News Digest: Prediction Markets Target Institutional Growth
May 29, 2026
Prediction market platforms like Kalshi and Polymarket are shifting their focus from retail traders to institutional investors, aiming to attract deep-pocketed hedge funds and asset managers. These financial institutions are drawn to event contracts because they offer a precise, real-time method to isolate and hedge specific risks—such as monthly payroll data—without the noise of traditional financial products.

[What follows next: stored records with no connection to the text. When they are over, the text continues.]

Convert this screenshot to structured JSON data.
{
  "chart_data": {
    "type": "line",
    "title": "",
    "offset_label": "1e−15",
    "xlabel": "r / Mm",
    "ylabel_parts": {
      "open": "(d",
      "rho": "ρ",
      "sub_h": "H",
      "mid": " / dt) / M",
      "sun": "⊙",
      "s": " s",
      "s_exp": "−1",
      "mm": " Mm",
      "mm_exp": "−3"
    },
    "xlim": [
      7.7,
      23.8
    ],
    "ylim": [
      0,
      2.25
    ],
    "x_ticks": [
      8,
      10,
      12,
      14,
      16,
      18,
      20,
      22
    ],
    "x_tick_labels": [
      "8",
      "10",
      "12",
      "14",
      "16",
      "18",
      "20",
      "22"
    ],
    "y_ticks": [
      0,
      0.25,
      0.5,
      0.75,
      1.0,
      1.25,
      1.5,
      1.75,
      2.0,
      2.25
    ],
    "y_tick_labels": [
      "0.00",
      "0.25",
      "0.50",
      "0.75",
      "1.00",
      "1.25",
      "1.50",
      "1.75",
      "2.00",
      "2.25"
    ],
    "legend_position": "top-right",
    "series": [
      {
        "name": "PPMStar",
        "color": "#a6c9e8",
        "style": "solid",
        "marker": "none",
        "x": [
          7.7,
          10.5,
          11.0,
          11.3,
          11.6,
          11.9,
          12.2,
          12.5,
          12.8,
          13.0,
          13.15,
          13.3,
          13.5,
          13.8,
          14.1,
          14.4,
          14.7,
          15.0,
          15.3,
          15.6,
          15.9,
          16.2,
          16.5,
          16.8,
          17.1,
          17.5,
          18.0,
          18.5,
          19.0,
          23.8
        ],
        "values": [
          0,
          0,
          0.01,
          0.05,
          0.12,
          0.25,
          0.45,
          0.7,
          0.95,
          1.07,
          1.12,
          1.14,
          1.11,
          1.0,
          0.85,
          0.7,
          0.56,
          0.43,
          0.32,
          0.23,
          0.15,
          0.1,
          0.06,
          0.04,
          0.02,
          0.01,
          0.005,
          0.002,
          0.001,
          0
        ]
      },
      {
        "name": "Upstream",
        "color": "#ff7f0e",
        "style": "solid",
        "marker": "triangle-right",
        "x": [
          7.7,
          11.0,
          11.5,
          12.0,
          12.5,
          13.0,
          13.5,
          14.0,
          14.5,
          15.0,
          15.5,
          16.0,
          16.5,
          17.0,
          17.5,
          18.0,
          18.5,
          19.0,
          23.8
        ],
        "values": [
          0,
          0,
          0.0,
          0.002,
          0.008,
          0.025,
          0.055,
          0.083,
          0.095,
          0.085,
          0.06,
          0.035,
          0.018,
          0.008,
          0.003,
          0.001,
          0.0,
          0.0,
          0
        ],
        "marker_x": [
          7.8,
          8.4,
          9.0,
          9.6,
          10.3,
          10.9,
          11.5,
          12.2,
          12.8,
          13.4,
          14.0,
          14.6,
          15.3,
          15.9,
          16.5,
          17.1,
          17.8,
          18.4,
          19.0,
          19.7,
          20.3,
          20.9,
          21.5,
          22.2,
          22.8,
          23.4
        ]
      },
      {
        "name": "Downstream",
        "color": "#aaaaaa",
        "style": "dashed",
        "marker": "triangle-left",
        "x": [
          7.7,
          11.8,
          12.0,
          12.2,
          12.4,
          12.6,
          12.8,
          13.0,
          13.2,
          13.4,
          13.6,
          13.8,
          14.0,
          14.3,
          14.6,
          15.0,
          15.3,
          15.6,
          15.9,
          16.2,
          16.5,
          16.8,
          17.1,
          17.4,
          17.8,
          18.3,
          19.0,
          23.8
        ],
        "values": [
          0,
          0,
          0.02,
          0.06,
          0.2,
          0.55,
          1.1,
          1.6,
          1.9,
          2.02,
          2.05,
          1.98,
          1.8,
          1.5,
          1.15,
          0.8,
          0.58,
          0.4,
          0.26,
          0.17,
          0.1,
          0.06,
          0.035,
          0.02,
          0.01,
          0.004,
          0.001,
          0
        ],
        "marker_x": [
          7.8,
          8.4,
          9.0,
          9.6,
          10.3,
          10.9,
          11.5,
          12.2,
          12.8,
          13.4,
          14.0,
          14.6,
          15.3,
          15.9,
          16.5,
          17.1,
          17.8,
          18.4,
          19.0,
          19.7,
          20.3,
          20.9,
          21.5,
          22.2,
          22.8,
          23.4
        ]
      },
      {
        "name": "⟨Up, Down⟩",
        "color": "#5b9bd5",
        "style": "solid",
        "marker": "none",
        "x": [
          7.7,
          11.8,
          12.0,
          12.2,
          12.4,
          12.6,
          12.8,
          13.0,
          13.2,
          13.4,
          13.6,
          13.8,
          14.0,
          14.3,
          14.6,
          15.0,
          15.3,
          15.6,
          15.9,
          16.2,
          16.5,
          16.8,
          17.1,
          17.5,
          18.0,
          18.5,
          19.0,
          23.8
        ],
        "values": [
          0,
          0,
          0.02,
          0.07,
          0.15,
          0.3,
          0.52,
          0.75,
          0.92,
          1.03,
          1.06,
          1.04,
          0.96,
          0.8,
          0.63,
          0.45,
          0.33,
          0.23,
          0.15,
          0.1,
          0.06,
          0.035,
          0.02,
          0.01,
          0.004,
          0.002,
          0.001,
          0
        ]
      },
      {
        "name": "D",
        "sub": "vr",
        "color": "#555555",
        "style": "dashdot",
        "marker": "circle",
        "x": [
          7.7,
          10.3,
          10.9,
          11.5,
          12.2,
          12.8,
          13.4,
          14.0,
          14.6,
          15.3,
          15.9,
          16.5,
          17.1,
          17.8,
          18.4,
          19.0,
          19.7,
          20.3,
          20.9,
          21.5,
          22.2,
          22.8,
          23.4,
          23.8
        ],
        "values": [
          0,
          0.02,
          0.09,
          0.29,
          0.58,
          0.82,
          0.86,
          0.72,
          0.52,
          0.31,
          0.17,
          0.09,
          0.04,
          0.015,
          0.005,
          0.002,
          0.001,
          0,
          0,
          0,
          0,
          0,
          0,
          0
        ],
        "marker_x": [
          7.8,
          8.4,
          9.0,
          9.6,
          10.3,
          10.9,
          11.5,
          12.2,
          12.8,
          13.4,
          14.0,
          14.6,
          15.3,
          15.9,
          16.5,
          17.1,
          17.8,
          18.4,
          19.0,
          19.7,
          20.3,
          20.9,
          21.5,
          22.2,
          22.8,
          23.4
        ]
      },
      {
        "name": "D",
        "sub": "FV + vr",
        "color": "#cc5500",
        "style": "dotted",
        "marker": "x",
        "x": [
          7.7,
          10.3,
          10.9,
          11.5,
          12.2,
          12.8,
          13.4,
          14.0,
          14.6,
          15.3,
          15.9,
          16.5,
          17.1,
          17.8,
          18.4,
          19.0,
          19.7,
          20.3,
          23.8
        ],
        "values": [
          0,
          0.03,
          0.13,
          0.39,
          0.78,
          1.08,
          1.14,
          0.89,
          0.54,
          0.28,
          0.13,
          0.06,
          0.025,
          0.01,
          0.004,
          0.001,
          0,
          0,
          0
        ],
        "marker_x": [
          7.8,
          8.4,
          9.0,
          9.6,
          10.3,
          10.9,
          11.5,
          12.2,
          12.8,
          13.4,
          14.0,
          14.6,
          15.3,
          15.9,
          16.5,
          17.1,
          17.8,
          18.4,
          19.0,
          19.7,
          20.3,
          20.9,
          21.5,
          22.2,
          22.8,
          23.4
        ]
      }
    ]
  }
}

To facilitate this transition, platforms are partnering with prime brokers and liquidity providers. Firms like Clear Street and Marex are building the necessary infrastructure to connect institutions to these exchanges, while proprietary trading firms like Jump Trading are facilitating access. Additionally, major quantitative firms, including AQR Capital Management and Susquehanna International Group, have begun scouting for specialist prediction market traders, signaling that these platforms are increasingly viewed as a legitimate alternative asset class.
Kalshi, in particular, reports that its annualized trading volumes have tripled over the past six months to $178 billion, driven by an 800% surge in institutional volume. The platform also recently executed its first customized block trade.
Despite this momentum, significant adoption hurdles remain. Analysts warn that shallow order books and limited liquidity pose major risks for large-scale investors. For instance, some of the top markets on Polymarket hold only about $30 million in total liquidity. Industry experts note that a single multi-million-dollar institutional trade could cause wild price swings, leading some to conclude that while institutional interest is high, consistent, large-scale activity is still in its infancy. Kalshi is actively trying to resolve this bottleneck by aggressively onboarding more institutions to naturally deepen its liquidity pools.